The late February afternoon was cold, the sun mostly down. The dark trees and bushes and railroad trestle over the creek stood out as sharply against the shiny white fields as a photo negative. Both Miranda and Orville were exhausted, their perceptions awry and jagged. He offered her his arm. She took it. Through their puffy winter coats, touch was muffled.

They inched along the icy snow-packed road toward the turnabout where the road and the creek and the tracks in front of the river all met. The snow was deep. Only a few black flecks of cinder, disturbed by the snowplow, freckled the white. The wind was from the west now, from the mountains. The creek was iced over and silent, the river iced mostly over and silent. No boats were in sight, and no birds. But for the wind circling their chilled ears, there was no sound.

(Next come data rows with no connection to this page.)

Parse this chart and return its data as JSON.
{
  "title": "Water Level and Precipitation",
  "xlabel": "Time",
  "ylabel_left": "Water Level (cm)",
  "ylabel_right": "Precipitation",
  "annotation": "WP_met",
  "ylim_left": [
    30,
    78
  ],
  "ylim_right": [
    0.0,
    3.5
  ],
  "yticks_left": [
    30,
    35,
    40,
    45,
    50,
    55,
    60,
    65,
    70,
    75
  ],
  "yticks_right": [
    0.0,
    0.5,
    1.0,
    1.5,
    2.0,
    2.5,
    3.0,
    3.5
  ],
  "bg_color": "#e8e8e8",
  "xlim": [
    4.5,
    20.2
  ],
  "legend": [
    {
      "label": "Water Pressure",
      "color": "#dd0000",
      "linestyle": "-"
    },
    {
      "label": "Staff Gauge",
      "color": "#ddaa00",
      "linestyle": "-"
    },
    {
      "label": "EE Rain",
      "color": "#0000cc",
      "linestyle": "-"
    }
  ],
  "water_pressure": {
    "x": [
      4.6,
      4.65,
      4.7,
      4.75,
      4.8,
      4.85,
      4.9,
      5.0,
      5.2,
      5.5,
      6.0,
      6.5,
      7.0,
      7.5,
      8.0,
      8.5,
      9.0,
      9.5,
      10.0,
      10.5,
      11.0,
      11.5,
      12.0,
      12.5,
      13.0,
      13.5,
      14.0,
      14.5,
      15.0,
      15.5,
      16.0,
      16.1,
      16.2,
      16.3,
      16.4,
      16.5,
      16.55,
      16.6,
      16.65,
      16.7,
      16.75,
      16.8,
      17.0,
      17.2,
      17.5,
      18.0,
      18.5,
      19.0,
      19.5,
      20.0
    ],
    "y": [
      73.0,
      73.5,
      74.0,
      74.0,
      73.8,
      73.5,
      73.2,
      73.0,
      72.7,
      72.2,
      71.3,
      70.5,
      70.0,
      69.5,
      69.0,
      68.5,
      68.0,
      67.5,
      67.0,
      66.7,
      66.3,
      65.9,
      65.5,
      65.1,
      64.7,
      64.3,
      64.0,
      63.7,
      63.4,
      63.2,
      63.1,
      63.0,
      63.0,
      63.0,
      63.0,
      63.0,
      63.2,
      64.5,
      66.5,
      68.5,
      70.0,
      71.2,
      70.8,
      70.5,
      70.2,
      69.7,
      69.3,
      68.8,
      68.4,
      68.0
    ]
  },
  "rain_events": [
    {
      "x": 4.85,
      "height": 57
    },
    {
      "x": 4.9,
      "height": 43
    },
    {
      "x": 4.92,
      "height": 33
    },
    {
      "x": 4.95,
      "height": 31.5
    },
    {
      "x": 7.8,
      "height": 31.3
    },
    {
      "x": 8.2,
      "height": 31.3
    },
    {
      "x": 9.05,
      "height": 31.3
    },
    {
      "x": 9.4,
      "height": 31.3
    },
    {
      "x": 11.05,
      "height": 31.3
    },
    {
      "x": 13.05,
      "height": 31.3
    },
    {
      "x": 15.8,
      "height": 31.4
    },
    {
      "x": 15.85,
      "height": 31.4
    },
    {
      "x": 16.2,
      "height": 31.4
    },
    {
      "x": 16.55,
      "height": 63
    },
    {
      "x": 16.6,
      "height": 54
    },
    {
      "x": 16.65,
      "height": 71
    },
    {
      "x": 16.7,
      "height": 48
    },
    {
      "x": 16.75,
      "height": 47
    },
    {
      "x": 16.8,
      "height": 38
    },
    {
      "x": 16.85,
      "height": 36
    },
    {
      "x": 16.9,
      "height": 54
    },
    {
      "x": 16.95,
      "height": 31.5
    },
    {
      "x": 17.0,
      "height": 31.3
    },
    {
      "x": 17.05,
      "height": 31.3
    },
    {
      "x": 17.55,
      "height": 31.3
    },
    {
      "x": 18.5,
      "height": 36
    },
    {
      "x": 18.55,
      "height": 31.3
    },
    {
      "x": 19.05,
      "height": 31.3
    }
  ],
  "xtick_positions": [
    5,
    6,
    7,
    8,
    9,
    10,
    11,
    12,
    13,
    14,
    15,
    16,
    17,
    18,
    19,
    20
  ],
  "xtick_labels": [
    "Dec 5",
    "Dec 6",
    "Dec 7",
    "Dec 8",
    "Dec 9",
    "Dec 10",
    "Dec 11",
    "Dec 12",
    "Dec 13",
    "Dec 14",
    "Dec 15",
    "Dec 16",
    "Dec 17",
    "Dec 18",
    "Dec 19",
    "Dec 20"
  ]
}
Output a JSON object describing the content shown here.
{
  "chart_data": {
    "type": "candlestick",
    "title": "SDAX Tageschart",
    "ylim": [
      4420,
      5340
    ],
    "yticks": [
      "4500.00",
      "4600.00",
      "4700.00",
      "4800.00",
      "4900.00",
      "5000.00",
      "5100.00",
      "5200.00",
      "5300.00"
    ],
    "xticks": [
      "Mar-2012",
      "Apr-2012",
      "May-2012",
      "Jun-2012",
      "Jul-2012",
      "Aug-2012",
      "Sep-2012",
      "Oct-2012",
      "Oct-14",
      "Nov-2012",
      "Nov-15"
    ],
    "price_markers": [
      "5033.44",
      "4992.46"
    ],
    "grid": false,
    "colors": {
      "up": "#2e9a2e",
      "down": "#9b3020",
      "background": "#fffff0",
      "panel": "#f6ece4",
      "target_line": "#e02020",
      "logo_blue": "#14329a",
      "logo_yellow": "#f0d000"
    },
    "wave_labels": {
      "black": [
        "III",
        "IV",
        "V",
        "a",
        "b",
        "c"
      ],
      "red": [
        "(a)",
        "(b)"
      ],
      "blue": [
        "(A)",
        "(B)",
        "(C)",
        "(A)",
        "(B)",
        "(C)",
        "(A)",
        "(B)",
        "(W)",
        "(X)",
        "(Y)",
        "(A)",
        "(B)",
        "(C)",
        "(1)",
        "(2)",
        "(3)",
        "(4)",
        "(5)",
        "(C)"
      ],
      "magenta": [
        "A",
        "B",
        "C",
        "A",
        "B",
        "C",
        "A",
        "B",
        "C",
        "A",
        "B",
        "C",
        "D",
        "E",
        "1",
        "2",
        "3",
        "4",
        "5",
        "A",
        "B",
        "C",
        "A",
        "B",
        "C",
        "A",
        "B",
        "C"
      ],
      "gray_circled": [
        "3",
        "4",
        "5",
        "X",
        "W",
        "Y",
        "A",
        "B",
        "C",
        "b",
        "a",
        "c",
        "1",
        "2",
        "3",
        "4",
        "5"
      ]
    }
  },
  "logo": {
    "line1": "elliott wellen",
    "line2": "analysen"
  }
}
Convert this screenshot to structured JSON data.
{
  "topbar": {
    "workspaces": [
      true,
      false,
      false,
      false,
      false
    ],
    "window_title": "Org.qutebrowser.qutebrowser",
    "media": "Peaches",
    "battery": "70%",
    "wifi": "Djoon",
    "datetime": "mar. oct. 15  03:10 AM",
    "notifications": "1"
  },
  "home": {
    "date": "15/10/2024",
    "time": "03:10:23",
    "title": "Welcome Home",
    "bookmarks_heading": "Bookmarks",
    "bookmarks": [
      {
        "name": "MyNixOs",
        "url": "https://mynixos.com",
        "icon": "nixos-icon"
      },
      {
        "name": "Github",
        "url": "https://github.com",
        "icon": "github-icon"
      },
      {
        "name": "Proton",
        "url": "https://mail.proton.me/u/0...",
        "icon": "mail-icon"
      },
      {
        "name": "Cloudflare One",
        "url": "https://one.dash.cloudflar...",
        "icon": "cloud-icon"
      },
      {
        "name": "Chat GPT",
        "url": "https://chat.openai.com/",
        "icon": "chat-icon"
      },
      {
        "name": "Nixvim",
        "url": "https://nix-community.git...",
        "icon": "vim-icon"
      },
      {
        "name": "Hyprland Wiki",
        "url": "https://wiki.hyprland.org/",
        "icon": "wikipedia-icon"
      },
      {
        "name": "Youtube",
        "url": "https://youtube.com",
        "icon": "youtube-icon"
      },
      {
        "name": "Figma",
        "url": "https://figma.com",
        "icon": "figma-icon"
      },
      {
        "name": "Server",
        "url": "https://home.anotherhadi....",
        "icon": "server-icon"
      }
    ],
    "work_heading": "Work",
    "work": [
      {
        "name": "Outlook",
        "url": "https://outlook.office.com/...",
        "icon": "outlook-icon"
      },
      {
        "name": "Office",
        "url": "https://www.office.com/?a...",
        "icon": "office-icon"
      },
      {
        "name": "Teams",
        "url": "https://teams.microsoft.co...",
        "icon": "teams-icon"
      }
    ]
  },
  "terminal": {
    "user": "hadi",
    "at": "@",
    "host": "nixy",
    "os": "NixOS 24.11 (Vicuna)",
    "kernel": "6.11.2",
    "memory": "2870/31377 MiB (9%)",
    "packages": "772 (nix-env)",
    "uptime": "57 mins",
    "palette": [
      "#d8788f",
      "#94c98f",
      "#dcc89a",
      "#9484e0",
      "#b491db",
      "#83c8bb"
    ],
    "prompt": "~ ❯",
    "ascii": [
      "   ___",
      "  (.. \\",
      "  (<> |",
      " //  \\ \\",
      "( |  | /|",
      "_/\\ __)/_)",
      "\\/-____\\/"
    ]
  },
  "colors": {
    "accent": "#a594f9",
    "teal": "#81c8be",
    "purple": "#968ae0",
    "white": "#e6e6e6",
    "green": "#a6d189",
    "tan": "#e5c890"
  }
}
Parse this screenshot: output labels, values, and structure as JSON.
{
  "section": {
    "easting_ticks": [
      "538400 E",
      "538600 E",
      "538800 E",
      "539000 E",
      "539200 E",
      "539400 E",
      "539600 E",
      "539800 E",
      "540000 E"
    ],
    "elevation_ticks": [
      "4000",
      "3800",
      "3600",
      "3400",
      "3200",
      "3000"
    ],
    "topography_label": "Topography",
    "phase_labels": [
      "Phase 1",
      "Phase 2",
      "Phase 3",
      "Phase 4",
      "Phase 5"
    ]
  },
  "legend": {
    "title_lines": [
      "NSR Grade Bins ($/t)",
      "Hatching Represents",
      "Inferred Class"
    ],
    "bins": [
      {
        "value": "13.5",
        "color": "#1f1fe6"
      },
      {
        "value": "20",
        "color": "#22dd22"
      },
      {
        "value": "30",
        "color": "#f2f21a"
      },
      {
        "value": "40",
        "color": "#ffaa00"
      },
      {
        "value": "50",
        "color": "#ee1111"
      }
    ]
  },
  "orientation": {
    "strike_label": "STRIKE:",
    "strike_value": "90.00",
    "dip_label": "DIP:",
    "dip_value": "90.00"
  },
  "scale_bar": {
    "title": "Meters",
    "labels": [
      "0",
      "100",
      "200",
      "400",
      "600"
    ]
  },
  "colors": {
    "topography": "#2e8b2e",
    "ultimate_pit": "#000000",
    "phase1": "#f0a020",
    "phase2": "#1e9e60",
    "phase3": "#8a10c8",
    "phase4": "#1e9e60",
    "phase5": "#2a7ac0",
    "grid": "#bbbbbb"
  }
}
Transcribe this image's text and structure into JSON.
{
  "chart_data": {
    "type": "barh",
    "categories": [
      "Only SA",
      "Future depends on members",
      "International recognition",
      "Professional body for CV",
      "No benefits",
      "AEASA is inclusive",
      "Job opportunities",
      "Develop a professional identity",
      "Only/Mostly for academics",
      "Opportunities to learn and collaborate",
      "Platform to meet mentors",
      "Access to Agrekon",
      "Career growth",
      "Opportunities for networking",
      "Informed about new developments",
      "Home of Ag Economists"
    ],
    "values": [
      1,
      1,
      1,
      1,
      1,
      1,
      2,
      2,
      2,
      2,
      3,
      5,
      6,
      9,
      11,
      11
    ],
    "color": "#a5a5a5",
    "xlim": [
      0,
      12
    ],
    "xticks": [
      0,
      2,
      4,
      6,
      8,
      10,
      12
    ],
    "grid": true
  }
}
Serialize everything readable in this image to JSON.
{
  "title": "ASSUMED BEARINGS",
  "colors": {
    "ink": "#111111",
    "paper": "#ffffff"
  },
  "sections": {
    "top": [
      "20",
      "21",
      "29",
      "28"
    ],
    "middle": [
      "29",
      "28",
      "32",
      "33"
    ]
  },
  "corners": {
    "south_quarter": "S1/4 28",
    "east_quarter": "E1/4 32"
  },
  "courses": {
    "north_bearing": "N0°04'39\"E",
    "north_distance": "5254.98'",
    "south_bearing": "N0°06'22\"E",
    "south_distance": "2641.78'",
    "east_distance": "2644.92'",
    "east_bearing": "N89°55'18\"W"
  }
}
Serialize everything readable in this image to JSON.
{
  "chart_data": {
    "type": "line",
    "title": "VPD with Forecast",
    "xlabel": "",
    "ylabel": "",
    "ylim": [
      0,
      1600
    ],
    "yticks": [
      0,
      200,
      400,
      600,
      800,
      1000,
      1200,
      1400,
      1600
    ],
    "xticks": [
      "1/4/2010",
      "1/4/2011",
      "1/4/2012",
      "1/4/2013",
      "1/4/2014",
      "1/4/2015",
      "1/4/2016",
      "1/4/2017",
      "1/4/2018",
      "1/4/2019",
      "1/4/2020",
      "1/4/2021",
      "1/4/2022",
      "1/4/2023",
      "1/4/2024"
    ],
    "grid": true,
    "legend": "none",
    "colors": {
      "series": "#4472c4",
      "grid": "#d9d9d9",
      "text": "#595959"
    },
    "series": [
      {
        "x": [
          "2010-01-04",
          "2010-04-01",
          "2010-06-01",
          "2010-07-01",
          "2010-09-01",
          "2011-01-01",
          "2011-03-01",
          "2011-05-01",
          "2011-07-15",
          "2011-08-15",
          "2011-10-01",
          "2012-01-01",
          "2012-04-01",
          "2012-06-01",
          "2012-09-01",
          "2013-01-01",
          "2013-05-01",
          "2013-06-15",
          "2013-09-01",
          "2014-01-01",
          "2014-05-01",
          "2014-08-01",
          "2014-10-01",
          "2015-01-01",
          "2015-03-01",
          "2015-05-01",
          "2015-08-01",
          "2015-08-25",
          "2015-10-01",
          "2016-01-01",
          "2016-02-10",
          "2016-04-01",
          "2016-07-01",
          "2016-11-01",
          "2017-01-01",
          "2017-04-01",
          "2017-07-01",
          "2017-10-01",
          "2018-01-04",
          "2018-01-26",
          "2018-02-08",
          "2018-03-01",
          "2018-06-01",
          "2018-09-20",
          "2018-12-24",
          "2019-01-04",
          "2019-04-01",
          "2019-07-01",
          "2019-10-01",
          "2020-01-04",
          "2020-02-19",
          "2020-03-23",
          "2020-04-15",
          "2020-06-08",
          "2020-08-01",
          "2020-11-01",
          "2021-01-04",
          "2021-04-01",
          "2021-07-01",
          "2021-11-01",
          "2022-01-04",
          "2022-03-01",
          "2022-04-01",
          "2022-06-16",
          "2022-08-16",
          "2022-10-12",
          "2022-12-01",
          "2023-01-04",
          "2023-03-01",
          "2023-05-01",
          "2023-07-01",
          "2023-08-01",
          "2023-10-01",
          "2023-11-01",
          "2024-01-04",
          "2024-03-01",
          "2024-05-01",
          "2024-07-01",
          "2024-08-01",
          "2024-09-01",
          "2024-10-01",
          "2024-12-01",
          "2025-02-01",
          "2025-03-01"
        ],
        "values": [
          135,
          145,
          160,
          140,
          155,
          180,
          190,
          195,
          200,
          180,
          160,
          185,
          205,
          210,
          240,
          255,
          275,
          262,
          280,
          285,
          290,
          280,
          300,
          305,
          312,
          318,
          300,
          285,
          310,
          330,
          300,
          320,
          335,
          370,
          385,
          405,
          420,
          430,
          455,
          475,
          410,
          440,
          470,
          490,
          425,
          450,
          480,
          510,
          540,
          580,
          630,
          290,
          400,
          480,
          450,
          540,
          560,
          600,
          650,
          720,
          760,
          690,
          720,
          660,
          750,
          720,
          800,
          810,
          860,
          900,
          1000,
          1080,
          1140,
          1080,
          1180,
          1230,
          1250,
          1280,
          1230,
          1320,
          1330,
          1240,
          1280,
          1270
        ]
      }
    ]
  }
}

Orville kept silent to give Miranda a chance to talk. She said nothing. He tried to clear the air about Lily's visit, telling Miranda pretty much what had happened.

“But she
is
in fact gone?” Miranda asked coolly.

“Yes.”

“Not about to return?”

“No. She's in love with herself and her analyst—in that order.” He considered. “And a German, too. She views the German as progress.”

“How old is this woman anyway?”

“Chronologically, thirty-eight. Psychoanalytically, I think three or four.”

“And you have no plans to get back together with her?”

“No way! What is this? It wasn't my fault she showed up.”

“It was your fault not to see me for two days—”

“All I saw for two days was bits and pieces of Columbians.” He took a deep breath. “Okay, okay. Okay. Look, she threw me. And ever since, I've been in a funk, a total funk. I'm a creep. I said I was sorry and I am. Can't you just let go of it?”